Sorry for the delay in posting this, I received a fair bit of information,
probably the most relevant was from Alan. I however did receive some
contradicting information on ADVFS. Some of which concurs with our
experience of it with SQUID proxy (similiar situation to our WEB DNS, lots
of small files, and many UFS partitions handle this better than one ADVFS).

I think the final solution will be a set of solid state DASD. MFS may have
been an option, but state persistance is desireable.

A few people mentioned the use of a database, however I do not see this as
being a bennefit, as long table scans over a data table with 2.2million+
rows does not scale well, as much as Oracle and the other vendors may
believe, we would end up holding replicated data, snapshots, ... not
managable.

Alan's note about a few larger files might be an option and the use of a
C-ISAM / VSAM / HSAM database may be apropriate.

The answers and the original questions below, also the URL's for WEB DNS as
some people were interested in this:
Web: http://www.cc.utah.edu/~keide/Software/UofU_DNS_Tools/
Author: http://www.utah.edu/~keide/Kirk_Eide.html

Original Post:
People,

I am looking for peoples feedback to the following situation:

We have a data base structure consisting of some 3280 directories containing
about 6560 files. The directory structure is about 65MB in size. The average
file size is quite small.

The change rate is fairly slow, say a couple hundred transactions / hour
(This is absolute TOP rate).

This is a WEB interface to our DNS management system. We need to be able to
search and locate entries in this structure rapidly (lets say sub 10sec). I
am interested in peoples experience and options.

The ideas on the table so far:
* RAMDISK, it is small enough, keep a snapshot in RAM access at memory
speed (What RAM DISK OPTIONS USED IN TRU64?)
* Hard Ware this is always an option, I would like to keep this as a
last resort, use existing resources to their maximum. We could always throw
an EMC with a few gig's and pre-emptive frame access...
* Alternate FS: currently using ADVFS, go to UFS. muck around with
UBC....
* other options???

If people can forward their thoughts I will summarise.

Cheers,

Guy

Responses:

Nikola Milutinovic [Nikola.Milutinovic_at_ev.co.yu]
UBC is supposed to handle caching vs. vmem issues quite well. Of course, you
can
create RAM disk (see man for mfs and newfs). That is like locking a part of
a
filesystem in memory.

What Web software are you using for DNS management? I was planning to write
my
own, but if there is something free, I wouldn't mind using it untill I get
my
own.

Nix.

alan_at_nabeth.cxo.dec.com

        First, a general comment. The time to open and close a file
        will always dominate the access time to the data in the file
        when the file is sufficiently small. I don't know where the
        crossover is, but it is probably above the 10 KB average
        file size you have. If better performance is the goal you
        might want to look at something that uses fewer, larger files.

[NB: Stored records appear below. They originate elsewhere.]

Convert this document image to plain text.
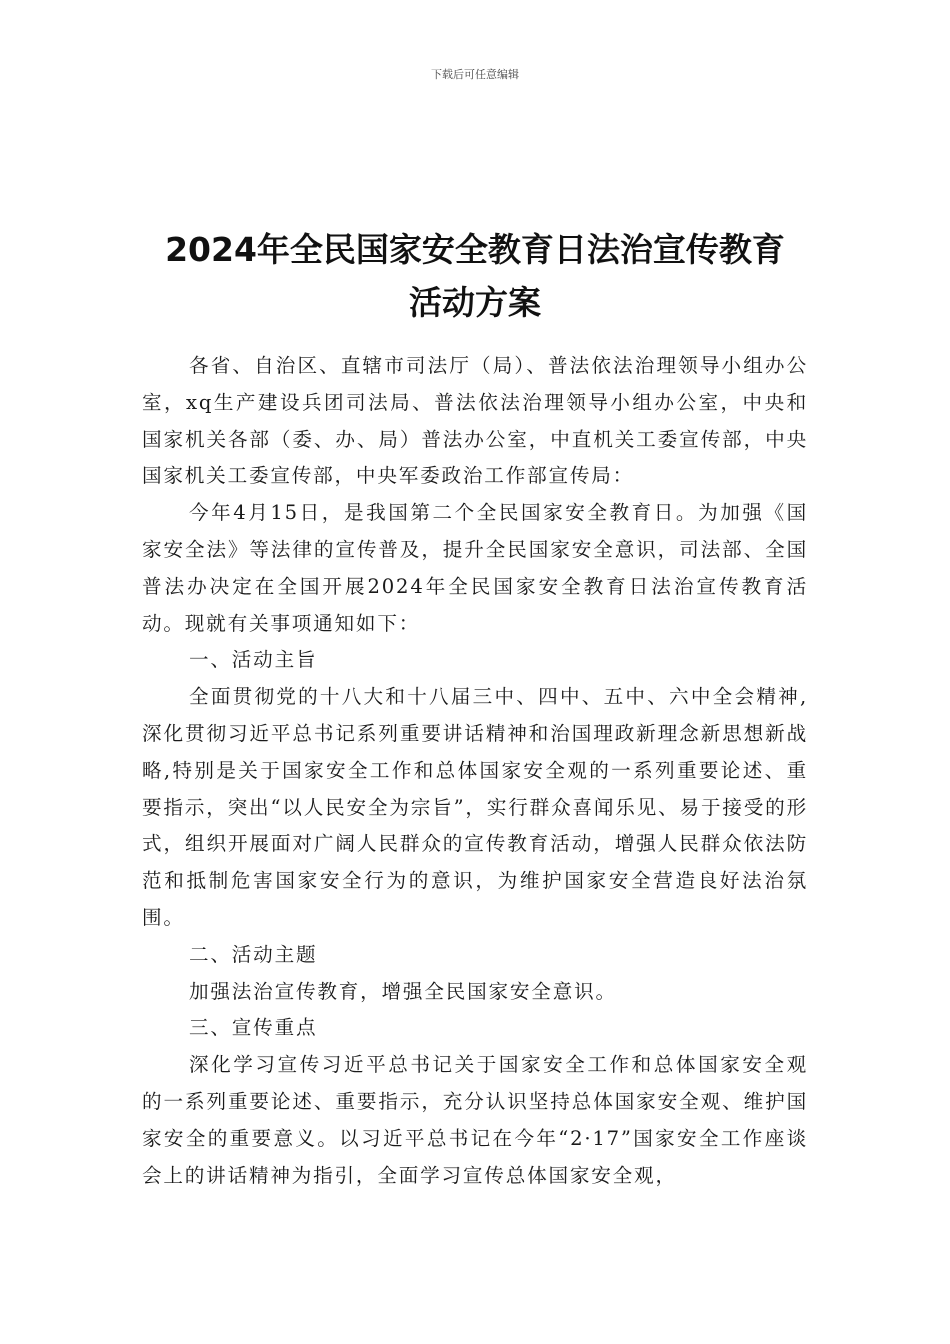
下载后可任意编辑
2024年全民国家安全教育日法治宣传教育
活动方案

各省、自治区、直辖市司法厅（局）、普法依法治理领导小组办公室，xq生产建设兵团司法局、普法依法治理领导小组办公室，中央和国家机关各部（委、办、局）普法办公室，中直机关工委宣传部，中央国家机关工委宣传部，中央军委政治工作部宣传局：

今年4月15日，是我国第二个全民国家安全教育日。为加强《国家安全法》等法律的宣传普及，提升全民国家安全意识，司法部、全国普法办决定在全国开展2024年全民国家安全教育日法治宣传教育活动。现就有关事项通知如下：

一、活动主旨

全面贯彻党的十八大和十八届三中、四中、五中、六中全会精神,深化贯彻习近平总书记系列重要讲话精神和治国理政新理念新思想新战略,特别是关于国家安全工作和总体国家安全观的一系列重要论述、重要指示，突出“以人民安全为宗旨”，实行群众喜闻乐见、易于接受的形式，组织开展面对广阔人民群众的宣传教育活动，增强人民群众依法防范和抵制危害国家安全行为的意识，为维护国家安全营造良好法治氛围。

二、活动主题

加强法治宣传教育，增强全民国家安全意识。

三、宣传重点

深化学习宣传习近平总书记关于国家安全工作和总体国家安全观的一系列重要论述、重要指示，充分认识坚持总体国家安全观、维护国家安全的重要意义。以习近平总书记在今年“2·17”国家安全工作座谈会上的讲话精神为指引，全面学习宣传总体国家安全观，
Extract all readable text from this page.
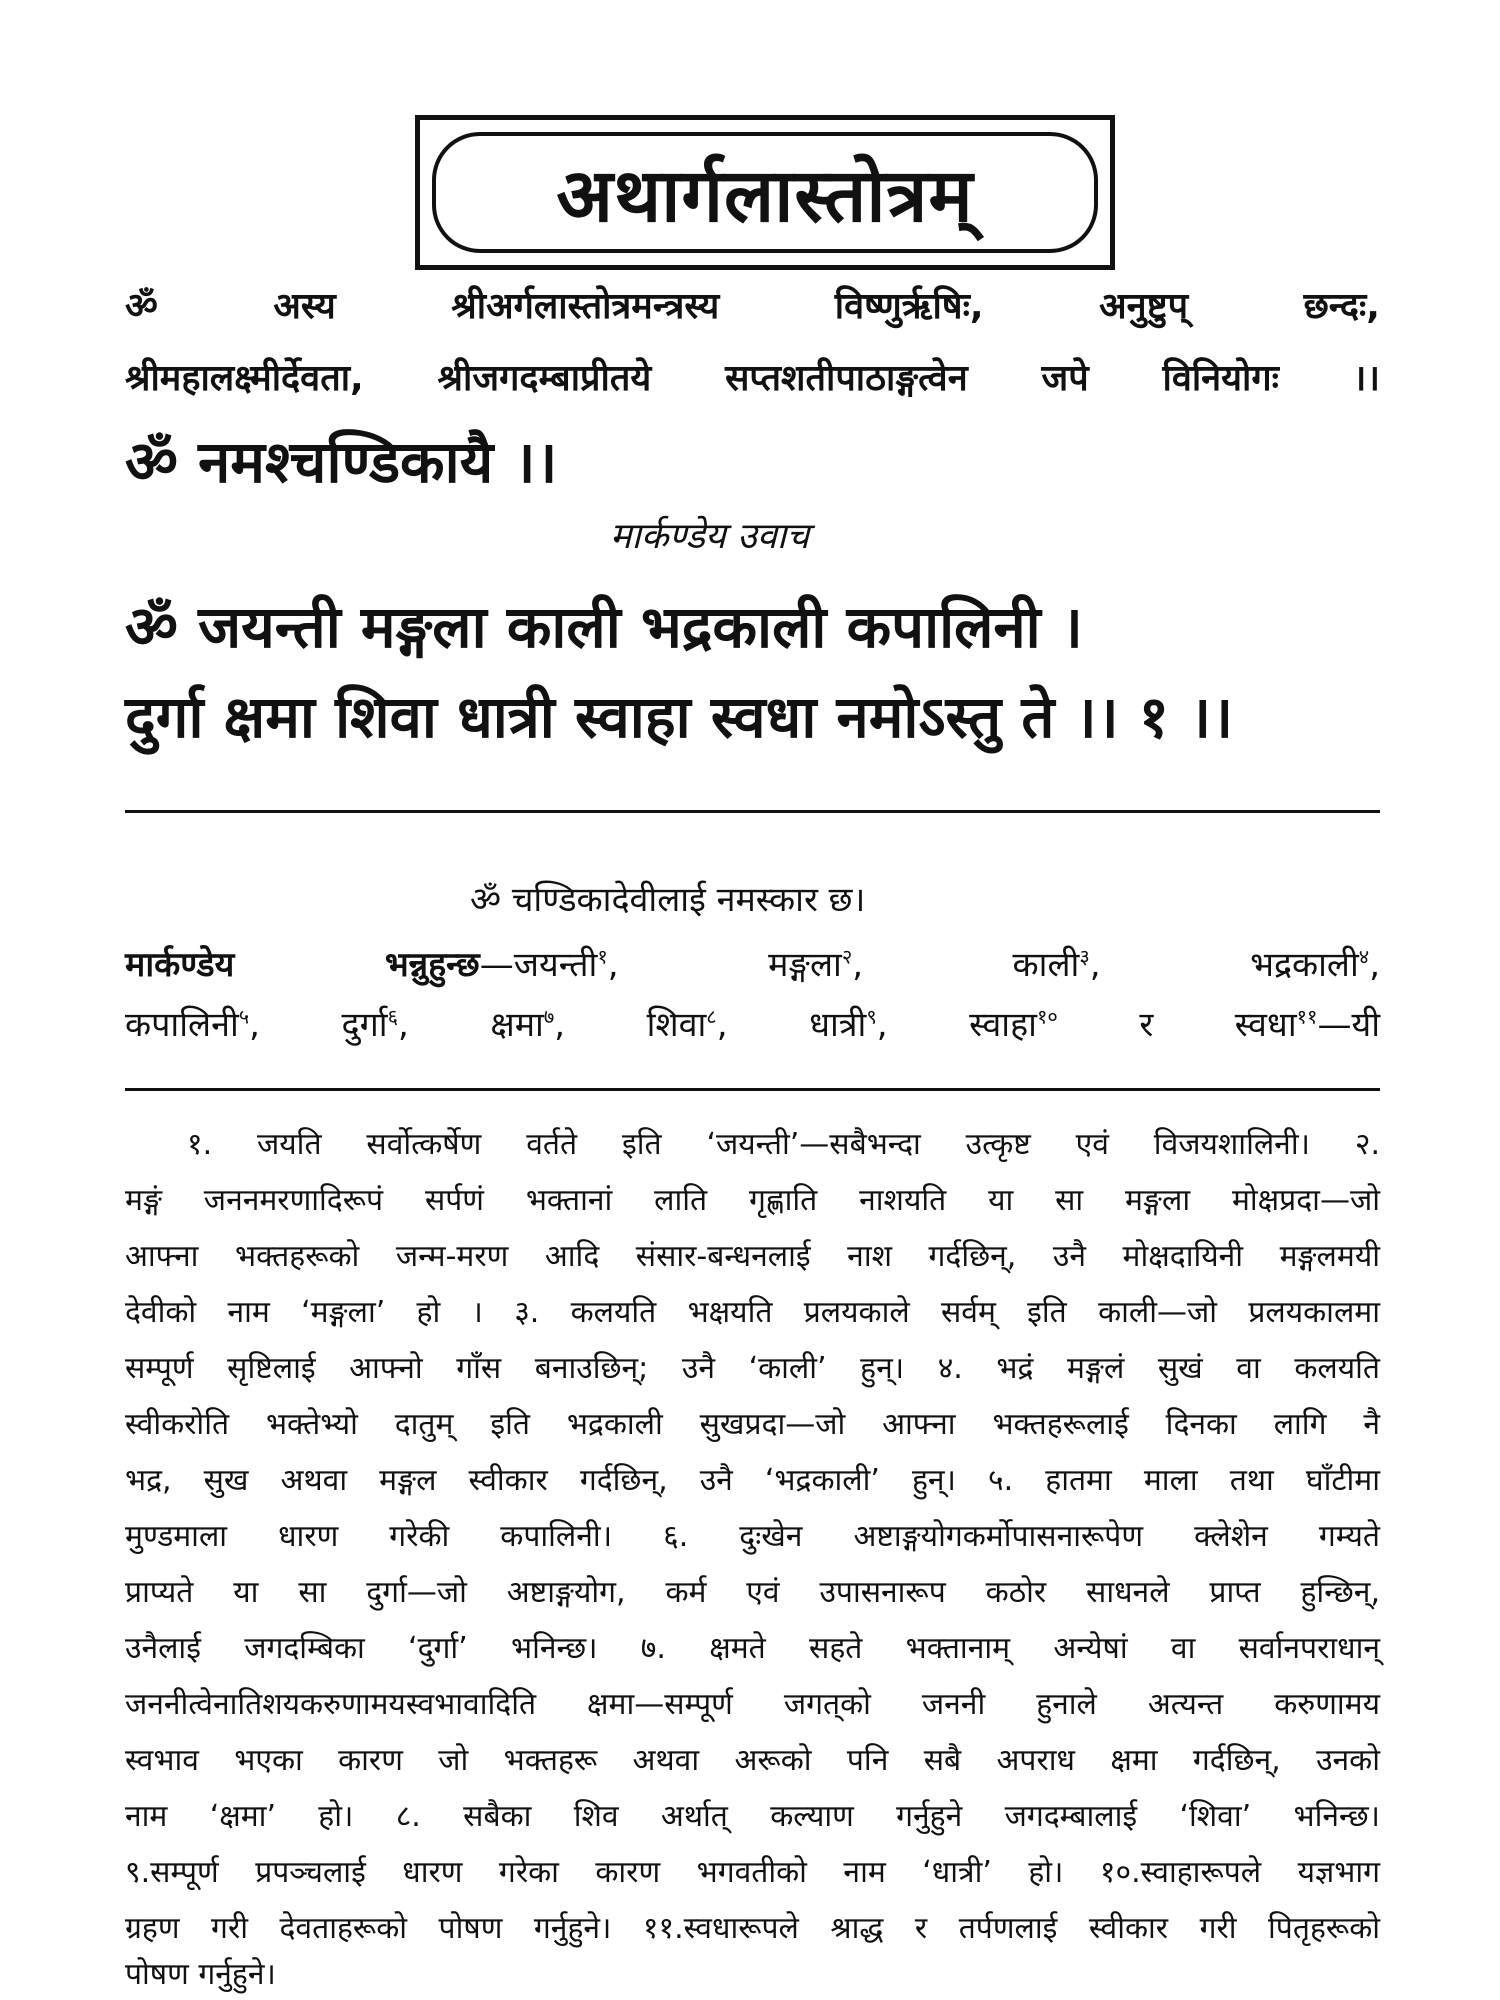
अथार्गलास्तोत्रम्
ॐ अस्य श्रीअर्गलास्तोत्रमन्त्रस्य विष्णुर्ऋषिः, अनुष्टुप् छन्दः,
श्रीमहालक्ष्मीर्देवता, श्रीजगदम्बाप्रीतये सप्तशतीपाठाङ्गत्वेन जपे विनियोगः ।।
ॐ नमश्चण्डिकायै ।।
मार्कण्डेय उवाच
ॐ जयन्ती मङ्गला काली भद्रकाली कपालिनी ।
दुर्गा क्षमा शिवा धात्री स्वाहा स्वधा नमोऽस्तु ते ।। १ ।।
ॐ चण्डिकादेवीलाई नमस्कार छ।
मार्कण्डेय भन्नुहुन्छ—जयन्ती$^१$, मङ्गला$^२$, काली$^३$, भद्रकाली$^४$,
कपालिनी$^५$, दुर्गा$^६$, क्षमा$^७$, शिवा$^८$, धात्री$^९$, स्वाहा$^{१०}$ र स्वधा$^{११}$—यी
१. जयति सर्वोत्कर्षेण वर्तते इति ‘जयन्ती’—सबैभन्दा उत्कृष्ट एवं विजयशालिनी। २.
मङ्गं जननमरणादिरूपं सर्पणं भक्तानां लाति गृह्णाति नाशयति या सा मङ्गला मोक्षप्रदा—जो
आफ्ना भक्तहरूको जन्म-मरण आदि संसार-बन्धनलाई नाश गर्दछिन्, उनै मोक्षदायिनी मङ्गलमयी
देवीको नाम ‘मङ्गला’ हो । ३. कलयति भक्षयति प्रलयकाले सर्वम् इति काली—जो प्रलयकालमा
सम्पूर्ण सृष्टिलाई आफ्नो गाँस बनाउछिन्; उनै ‘काली’ हुन्। ४. भद्रं मङ्गलं सुखं वा कलयति
स्वीकरोति भक्तेभ्यो दातुम् इति भद्रकाली सुखप्रदा—जो आफ्ना भक्तहरूलाई दिनका लागि नै
भद्र, सुख अथवा मङ्गल स्वीकार गर्दछिन्, उनै ‘भद्रकाली’ हुन्। ५. हातमा माला तथा घाँटीमा
मुण्डमाला धारण गरेकी कपालिनी। ६. दुःखेन अष्टाङ्गयोगकर्मोपासनारूपेण क्लेशेन गम्यते
प्राप्यते या सा दुर्गा—जो अष्टाङ्गयोग, कर्म एवं उपासनारूप कठोर साधनले प्राप्त हुन्छिन्,
उनैलाई जगदम्बिका ‘दुर्गा’ भनिन्छ। ७. क्षमते सहते भक्तानाम् अन्येषां वा सर्वानपराधान्
जननीत्वेनातिशयकरुणामयस्वभावादिति क्षमा—सम्पूर्ण जगत्‌को जननी हुनाले अत्यन्त करुणामय
स्वभाव भएका कारण जो भक्तहरू अथवा अरूको पनि सबै अपराध क्षमा गर्दछिन्, उनको
नाम ‘क्षमा’ हो। ८. सबैका शिव अर्थात् कल्याण गर्नुहुने जगदम्बालाई ‘शिवा’ भनिन्छ।
९.सम्पूर्ण प्रपञ्चलाई धारण गरेका कारण भगवतीको नाम ‘धात्री’ हो। १०.स्वाहारूपले यज्ञभाग
ग्रहण गरी देवताहरूको पोषण गर्नुहुने। ११.स्वधारूपले श्राद्ध र तर्पणलाई स्वीकार गरी पितृहरूको
पोषण गर्नुहुने।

        I think there are kernel parameters that can adjust the size
        of the hash tables used by the namei code (file name lookup).
        Sizing those tables correctly can reduce the amount of disk
        access needed to lookup a file name when it is opened, which
        may improve performance. I think modern versions of sys_check
        can look at namei cache hit statistics and will make recommend-
        ations.

        I don't think the directory is large enough to make search
        times a significant issue. A switch to UFS might have an
        adverse affect since the directories will probably be
        further apart on disk, increasing seek time when you have
        to go to the disk for data. AdvFS in V5 also improves the
        internal search structure, which may help.

        Finally, there are two ways to interpret "ramdisk"; a memory
        based file system or a solid state SCSI device. You can
        use MFS, but it is volatile making unsuitable for persistent
        read-write data. A 65 MB MFS isn't particular hard to
        create, if you have the memory to back it. Such memory
        is a candidate for paging and there isn't an easy to
        lock it down.

        SCSI based solid state disks generally provide exceptional
        seek performance. Data rates may not be much better than
        rotating disks simply because the SCSI bus data rate limits
        transfer speed often as not. Still, they generally support
        a backend disk to allow the data to be persistent and it
        may offer better performance in some applications.

        You don't seem to have said what version of Tru64 UNIX
        you're using, so check the SPD for that version to see
        what solid state disks are supported (EZxx model names).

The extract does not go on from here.